For me, this story can be summed up in one question: what do we do with the maddeningly long arc of justice?

That’s the arc described by Dr. King, when he quoted Unitarian minister Theodore Parker: “The arc of the moral universe is long, but it bends toward justice.”

Lutheran theologian Barbara Lundblad summed it up well:

  • If we pray without working for justice, our prayers are empty.
  • If we work for justice without prayer, we’ll think it all depends on us.
  • If we pray and work for justice without faith, we will fall to despair when justice isn’t done.
  • Prayer, justice and faith. What Jesus has joined together, let no one put asunder!

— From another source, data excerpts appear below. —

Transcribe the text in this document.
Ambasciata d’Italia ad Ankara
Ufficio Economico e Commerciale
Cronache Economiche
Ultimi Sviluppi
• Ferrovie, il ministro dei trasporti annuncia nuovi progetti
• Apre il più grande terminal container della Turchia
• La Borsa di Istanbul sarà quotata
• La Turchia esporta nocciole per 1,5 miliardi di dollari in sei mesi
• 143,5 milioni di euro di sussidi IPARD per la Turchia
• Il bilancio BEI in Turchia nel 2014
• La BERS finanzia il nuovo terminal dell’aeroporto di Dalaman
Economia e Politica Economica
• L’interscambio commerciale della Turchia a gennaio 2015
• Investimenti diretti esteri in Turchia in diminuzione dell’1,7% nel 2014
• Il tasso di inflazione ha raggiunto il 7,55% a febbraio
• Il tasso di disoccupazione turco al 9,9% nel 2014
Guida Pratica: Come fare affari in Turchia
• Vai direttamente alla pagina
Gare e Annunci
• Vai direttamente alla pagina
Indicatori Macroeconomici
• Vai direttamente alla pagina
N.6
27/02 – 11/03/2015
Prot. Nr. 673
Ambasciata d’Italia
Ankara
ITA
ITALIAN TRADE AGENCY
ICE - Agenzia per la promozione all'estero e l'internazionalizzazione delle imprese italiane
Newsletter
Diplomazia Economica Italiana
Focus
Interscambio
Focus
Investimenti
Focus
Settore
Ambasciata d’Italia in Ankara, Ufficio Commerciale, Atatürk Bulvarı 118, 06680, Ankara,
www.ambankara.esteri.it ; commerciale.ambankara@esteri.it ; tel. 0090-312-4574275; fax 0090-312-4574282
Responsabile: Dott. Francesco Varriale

Eric Clapton recorded a great song on his 1992 album Unplugged, called “Running on Faith.”  It captures this prayer/justice/faith triad.  When he talks about “love come over me” it is mindful of Cornel West’s statement that justice is what love looks like in public.  And in the tough places of justice-seeking neighbor-love, sometimes we are simply running on faith.

Lately I’ve been running on faith
What else can a poor boy do?
But my world will be right
When love comes over you

Lately I’ve been talking in my sleep
I can’t imagine what I’d have to say
Except my world will be right
When love comes back your way

I’ve always been
One to take each and every day
Seems like by now
I’d find a love who cares just for me

Then we’d go running on faith
All of our dreams would come true
And our world will be right
When love comes over me and you

Then we’d go running on faith
All of our dreams would come true
And our world will be right
When love comes over me and you
When love comes over you

“Running on Faith”  music & lyrics by Jerry Williams

Love has found us – in God incarnate, Jesus the Christ.  And so our whole lives are about running on faith.

In spite of all that rises against us, nevertheless, with God – we persist.